Amazon WorkMail vs IBM Notes: Will it be a knockout fight?
Amazon WorkMail is yet another example of how fast AWS can move in response to market demand, says Max Cooter
The public cloud market has coalesced around three big players: Amazon, Google and Microsoft (and that’s despite what other vendors have to say about the matter). Of these, Amazon has established a massive lead leaving Microsoft and Google to play catch up.
But in one area these two had a distinct advantage; they bossed the office productivity market as Office 365 and Google Apps vied for supremacy. However, Amazon is now set to challenge that dominance and in doing so has branched into a new area.
With little fanfare, Amazon has launched Amazon WorkMail, a cloud-based email and calendaring service that will allow customers to send and receive email, manage contacts and share calendars, To avoid disruption, Amazon will be allowing users to keep Outlook or mail client of choice as a front end to the service, The pricing will be based on a per-mailbox basis, $4 a month for a GB mailbox.
In addition to the integration with Outlook, the product also works with with Amazon WorkDocs (formerly known as Zocalo), the company’s document sharing service.
This is a significant move by Amazon, venturing into an area that underpins many modern businesses and provides another string to its extensive portfolio.
Will it work? There’s a lot to do before the company catches up with Microsoft and Google – those two giants have a headstart in this area (and in Microsoft’s case, a considerable headstart) and there’s a question as to whether Amazon has the ability to take them on.

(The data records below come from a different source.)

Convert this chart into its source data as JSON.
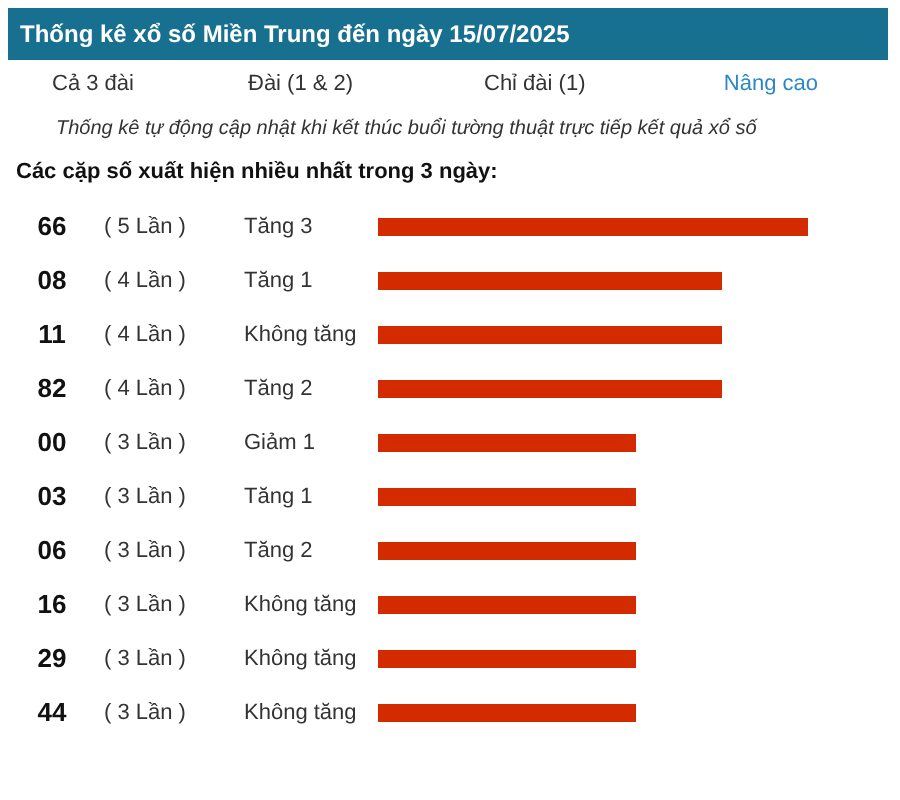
{
  "chart_data": {
    "type": "bar",
    "orientation": "horizontal",
    "title": "Thống kê xổ số Miền Trung đến ngày 15/07/2025",
    "subtitle": "Các cặp số xuất hiện nhiều nhất trong 3 ngày:",
    "categories": [
      "66",
      "08",
      "11",
      "82",
      "00",
      "03",
      "06",
      "16",
      "29",
      "44"
    ],
    "values": [
      5,
      4,
      4,
      4,
      3,
      3,
      3,
      3,
      3,
      3
    ],
    "value_labels": [
      "( 5 Lần )",
      "( 4 Lần )",
      "( 4 Lần )",
      "( 4 Lần )",
      "( 3 Lần )",
      "( 3 Lần )",
      "( 3 Lần )",
      "( 3 Lần )",
      "( 3 Lần )",
      "( 3 Lần )"
    ],
    "color": "#d42a00",
    "annotations": [
      "Cả 3 đài",
      "Đài (1 & 2)",
      "Chỉ đài (1)",
      "Nâng cao",
      "Thống kê tự động cập nhật khi kết thúc buổi tường thuật trực tiếp kết quả xổ số",
      "Tăng 3",
      "Tăng 1",
      "Không tăng",
      "Tăng 2",
      "Giảm 1",
      "Tăng 1",
      "Tăng 2",
      "Không tăng",
      "Không tăng",
      "Không tăng"
    ]
  }
}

AWS’ strengths up to now have been a willingness to innovate and an ability to cut costs. I’m not convinced that either count in the area of email. What customers want is the comfort of their recognised system – which is why Amazon is keep to offer support for Outlook. For all AWS’s strengths, one area that it has struggled in offering customer support; even supporters of the company will admit that it’s not always easy for the inexperienced user to get to grips with all that AWS offers. That won’t wash with email, it’s an area
I’d also suggest that offering support for WorkDocs is one thing but what would really help the product to take off would be full integration – trying to deal with two separate products is a recipe for trouble. There’s a lot further to go: the strength of Microsoft’s offering is the easy integration with its suite of products – it’s not just Outlook, it’s the access to Excel and Word that is so attractive to customers.

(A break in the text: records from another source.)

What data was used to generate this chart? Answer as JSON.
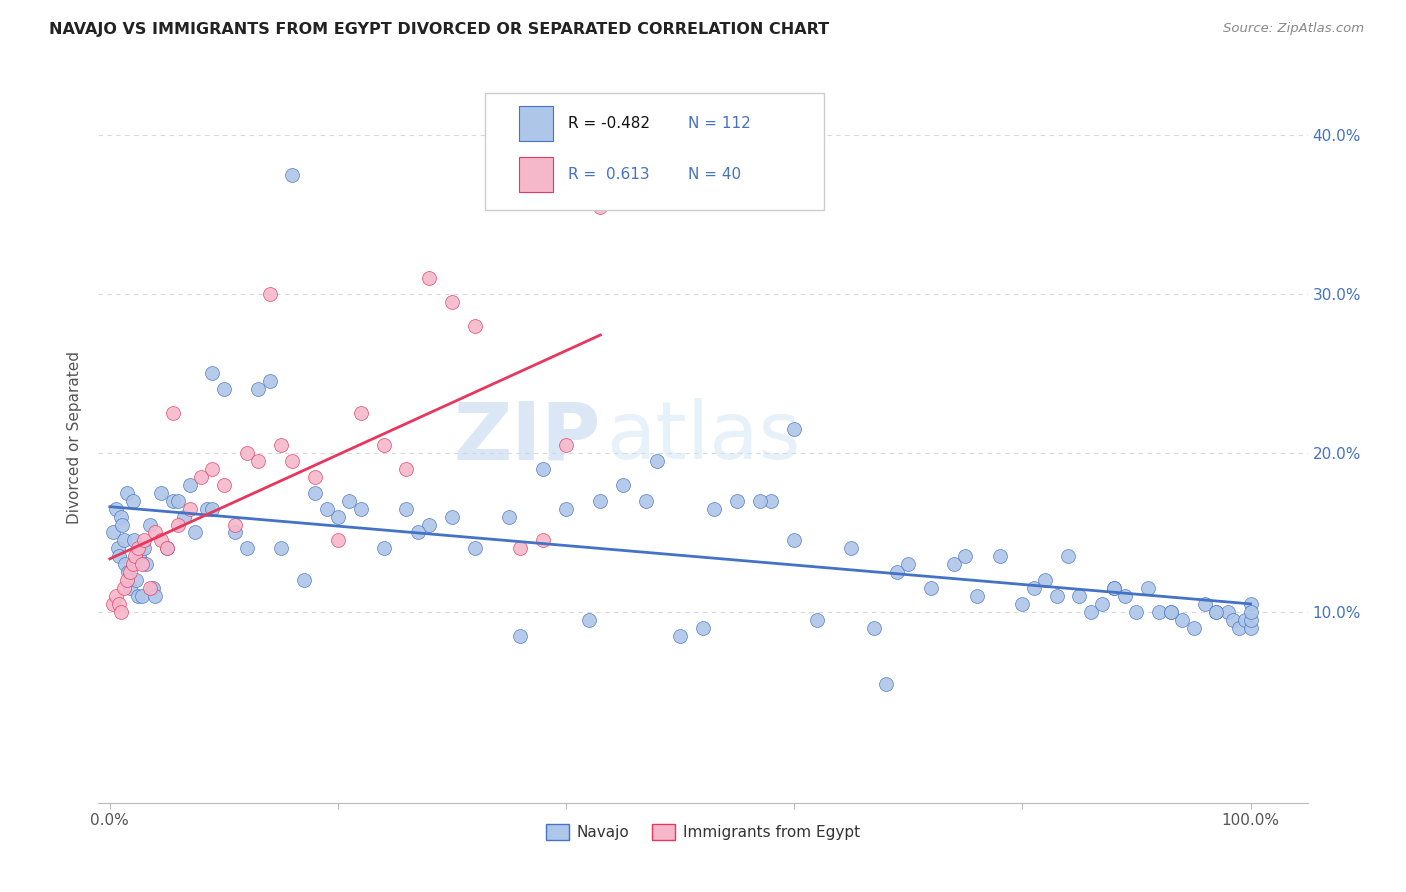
{
  "title": "NAVAJO VS IMMIGRANTS FROM EGYPT DIVORCED OR SEPARATED CORRELATION CHART",
  "source": "Source: ZipAtlas.com",
  "ylabel": "Divorced or Separated",
  "x_tick_labels": [
    "0.0%",
    "",
    "",
    "",
    "",
    "100.0%"
  ],
  "x_tick_values": [
    0,
    20,
    40,
    60,
    80,
    100
  ],
  "y_tick_labels": [
    "10.0%",
    "20.0%",
    "30.0%",
    "40.0%"
  ],
  "y_tick_values": [
    10,
    20,
    30,
    40
  ],
  "xlim": [
    -1,
    105
  ],
  "ylim": [
    -2,
    44
  ],
  "navajo_R": -0.482,
  "navajo_N": 112,
  "egypt_R": 0.613,
  "egypt_N": 40,
  "navajo_color": "#aec6e8",
  "egypt_color": "#f5b8cb",
  "navajo_line_color": "#4472c4",
  "egypt_line_color": "#e8365d",
  "watermark_zip": "ZIP",
  "watermark_atlas": "atlas",
  "background_color": "#ffffff",
  "grid_color": "#d8d8d8",
  "navajo_x": [
    0.3,
    0.5,
    0.7,
    0.8,
    1.0,
    1.1,
    1.2,
    1.3,
    1.5,
    1.6,
    1.8,
    2.0,
    2.1,
    2.3,
    2.5,
    2.6,
    2.8,
    3.0,
    3.2,
    3.5,
    3.8,
    4.0,
    4.5,
    5.0,
    5.5,
    6.0,
    6.5,
    7.0,
    7.5,
    8.5,
    9.0,
    10.0,
    11.0,
    12.0,
    13.0,
    14.0,
    15.0,
    17.0,
    18.0,
    20.0,
    22.0,
    24.0,
    26.0,
    28.0,
    30.0,
    32.0,
    35.0,
    38.0,
    40.0,
    43.0,
    45.0,
    47.0,
    50.0,
    53.0,
    55.0,
    58.0,
    60.0,
    62.0,
    65.0,
    67.0,
    69.0,
    70.0,
    72.0,
    74.0,
    76.0,
    78.0,
    80.0,
    81.0,
    82.0,
    83.0,
    84.0,
    85.0,
    86.0,
    87.0,
    88.0,
    89.0,
    90.0,
    91.0,
    92.0,
    93.0,
    94.0,
    95.0,
    96.0,
    97.0,
    98.0,
    98.5,
    99.0,
    99.5,
    100.0,
    100.0,
    100.0,
    100.0,
    9.0,
    16.0,
    19.0,
    21.0,
    27.0,
    36.0,
    42.0,
    48.0,
    52.0,
    57.0,
    60.0,
    68.0,
    75.0,
    88.0,
    93.0,
    97.0
  ],
  "navajo_y": [
    15.0,
    16.5,
    14.0,
    13.5,
    16.0,
    15.5,
    14.5,
    13.0,
    17.5,
    12.5,
    11.5,
    17.0,
    14.5,
    12.0,
    11.0,
    13.5,
    11.0,
    14.0,
    13.0,
    15.5,
    11.5,
    11.0,
    17.5,
    14.0,
    17.0,
    17.0,
    16.0,
    18.0,
    15.0,
    16.5,
    16.5,
    24.0,
    15.0,
    14.0,
    24.0,
    24.5,
    14.0,
    12.0,
    17.5,
    16.0,
    16.5,
    14.0,
    16.5,
    15.5,
    16.0,
    14.0,
    16.0,
    19.0,
    16.5,
    17.0,
    18.0,
    17.0,
    8.5,
    16.5,
    17.0,
    17.0,
    14.5,
    9.5,
    14.0,
    9.0,
    12.5,
    13.0,
    11.5,
    13.0,
    11.0,
    13.5,
    10.5,
    11.5,
    12.0,
    11.0,
    13.5,
    11.0,
    10.0,
    10.5,
    11.5,
    11.0,
    10.0,
    11.5,
    10.0,
    10.0,
    9.5,
    9.0,
    10.5,
    10.0,
    10.0,
    9.5,
    9.0,
    9.5,
    9.0,
    10.5,
    9.5,
    10.0,
    25.0,
    37.5,
    16.5,
    17.0,
    15.0,
    8.5,
    9.5,
    19.5,
    9.0,
    17.0,
    21.5,
    5.5,
    13.5,
    11.5,
    10.0,
    10.0
  ],
  "egypt_x": [
    0.3,
    0.5,
    0.8,
    1.0,
    1.2,
    1.5,
    1.8,
    2.0,
    2.2,
    2.5,
    2.8,
    3.0,
    3.5,
    4.0,
    4.5,
    5.0,
    5.5,
    6.0,
    7.0,
    8.0,
    9.0,
    10.0,
    11.0,
    12.0,
    13.0,
    14.0,
    15.0,
    16.0,
    18.0,
    20.0,
    22.0,
    24.0,
    26.0,
    28.0,
    30.0,
    32.0,
    36.0,
    38.0,
    40.0,
    43.0
  ],
  "egypt_y": [
    10.5,
    11.0,
    10.5,
    10.0,
    11.5,
    12.0,
    12.5,
    13.0,
    13.5,
    14.0,
    13.0,
    14.5,
    11.5,
    15.0,
    14.5,
    14.0,
    22.5,
    15.5,
    16.5,
    18.5,
    19.0,
    18.0,
    15.5,
    20.0,
    19.5,
    30.0,
    20.5,
    19.5,
    18.5,
    14.5,
    22.5,
    20.5,
    19.0,
    31.0,
    29.5,
    28.0,
    14.0,
    14.5,
    20.5,
    35.5
  ],
  "navajo_line_x": [
    0,
    100
  ],
  "egypt_line_x": [
    0,
    43
  ]
}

There’s a clear business advantage in getting an enterprise email system within a cloud portfolio and offering a clear alternative to Microsoft and Google. The speed with which Amazon has acted has truly shaken up the market.
The very fact that Amazon has got WorkMail off the ground (it’s expected to be launched in Q2 of this year) is an achievement in itself and in a week in which IBM got stuck into its layoff, sorry, restructuring programme, it’s a reminder of the nimbleness with which Amazon can move.
IBM itself had its own enterprise mail system but who talks about Lotus Notes these days? It’s still with us (as IBM Notes), but does anyone see it as a contender in a world that’s shifting to cloud. Amazon understands that perfectly and that’s why, despite the caveats, WorkMail is sure to attract a number of users later this year.